What's the mental model for the use of a git submodule?
I've always thought of them as a way to "vendor" a git repository, i.e. declare a dependency on a specific version of another project. I thought they made sense to use only when you're not actively developing the other project (at least within the same mental context). If you did want to develop the other project independently, I thought it best to clone it as a non-submodule somewhere else, push any commits, then pull them down into the submodule.
I think submodules end up highlighting failures of the (implementation of the) many small repo model. People want to develop in both the submodules and main repo simultaneously, and that’s relatively painful. If you find yourself doing that often, that’s a sign that your repos are highly coupled and failing the intent of the many small repo model anyway.
I have a custom game engine, and I make games that use that engine.
I have about ten different games, all using the same engine, but they were written over the course of many years and so are written against different commits within that engine repo, and git submodules capture that idea perfectly.
If I didn’t have something like that where I effectively had a long-lived library which I wanted to pull into multiple projects, I probably wouldn’t bother with the submodules.
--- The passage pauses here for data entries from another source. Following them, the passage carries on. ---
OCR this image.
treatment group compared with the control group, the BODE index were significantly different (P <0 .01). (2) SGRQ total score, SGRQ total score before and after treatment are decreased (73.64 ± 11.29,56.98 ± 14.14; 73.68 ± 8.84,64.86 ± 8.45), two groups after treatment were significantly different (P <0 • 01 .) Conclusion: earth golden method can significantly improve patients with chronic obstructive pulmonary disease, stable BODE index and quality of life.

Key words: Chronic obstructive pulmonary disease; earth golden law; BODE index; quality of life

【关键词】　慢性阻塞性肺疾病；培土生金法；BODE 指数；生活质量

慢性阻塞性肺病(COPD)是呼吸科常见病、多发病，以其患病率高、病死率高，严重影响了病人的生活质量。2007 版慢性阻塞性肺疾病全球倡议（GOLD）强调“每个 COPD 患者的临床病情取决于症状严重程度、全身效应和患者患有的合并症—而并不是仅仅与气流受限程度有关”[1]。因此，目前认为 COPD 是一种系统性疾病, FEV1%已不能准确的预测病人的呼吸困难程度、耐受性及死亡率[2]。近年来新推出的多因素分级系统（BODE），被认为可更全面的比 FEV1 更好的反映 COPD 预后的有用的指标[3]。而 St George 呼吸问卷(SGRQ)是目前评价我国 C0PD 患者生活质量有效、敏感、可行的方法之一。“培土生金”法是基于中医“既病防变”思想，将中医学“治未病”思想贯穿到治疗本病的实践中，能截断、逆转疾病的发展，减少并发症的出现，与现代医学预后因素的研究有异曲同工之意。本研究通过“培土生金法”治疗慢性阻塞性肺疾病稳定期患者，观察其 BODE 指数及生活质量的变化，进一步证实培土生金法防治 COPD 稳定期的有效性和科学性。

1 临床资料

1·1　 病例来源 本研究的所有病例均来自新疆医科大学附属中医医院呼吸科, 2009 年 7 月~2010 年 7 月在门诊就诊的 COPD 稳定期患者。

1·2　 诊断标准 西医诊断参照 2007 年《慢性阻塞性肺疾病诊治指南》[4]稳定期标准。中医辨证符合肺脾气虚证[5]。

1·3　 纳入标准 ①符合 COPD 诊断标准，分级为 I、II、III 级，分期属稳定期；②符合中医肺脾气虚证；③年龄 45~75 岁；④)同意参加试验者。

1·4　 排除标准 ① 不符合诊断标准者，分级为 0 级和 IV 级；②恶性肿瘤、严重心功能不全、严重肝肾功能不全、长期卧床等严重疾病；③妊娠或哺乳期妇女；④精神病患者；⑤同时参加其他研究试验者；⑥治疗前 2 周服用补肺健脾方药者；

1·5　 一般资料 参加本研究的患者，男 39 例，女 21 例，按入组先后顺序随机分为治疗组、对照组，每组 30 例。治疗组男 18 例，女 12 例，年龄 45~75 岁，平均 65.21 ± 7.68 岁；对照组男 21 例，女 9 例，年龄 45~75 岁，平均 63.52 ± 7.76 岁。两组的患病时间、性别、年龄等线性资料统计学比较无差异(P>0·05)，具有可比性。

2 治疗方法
But it’s *so* much more convenient to have them in submodules than to copy the engine code separately into each project’s separate repos and then manage applying every change to the engine in all the different game repos individually.
Really, git submodules are exactly the same thing as subversion ‘externals’, but always pinned to a specific commit (which is an available-but-not-enabled-by-default option under subversion), and with a substantially easier interface so maybe folks who don’t need them are more likely to notice them and grumble about how they don’t solve an issue they have?
IMHO git submodules are a huge quality of life improvement over the same system from subversion (as was available in subversion back in the 1.8.x era; I haven’t really used svn in anger in a long time). I definitely wouuldn’t want to go back, or to not have them available.
The main thing that vendoring is supposed to do is to make it so you can build your code even if all your deps disappear. Submodules don't get you that property.
I've always thought of them as a way to "vendor" a git repository, i.e. declare a dependency on a specific version of another project. I thought they made sense to use only when you're not actively developing the other project (at least within the same mental context). If you did want to develop the other project independently, I thought it best to clone it as a non-submodule somewhere else, push any commits, then pull them down into the submodule.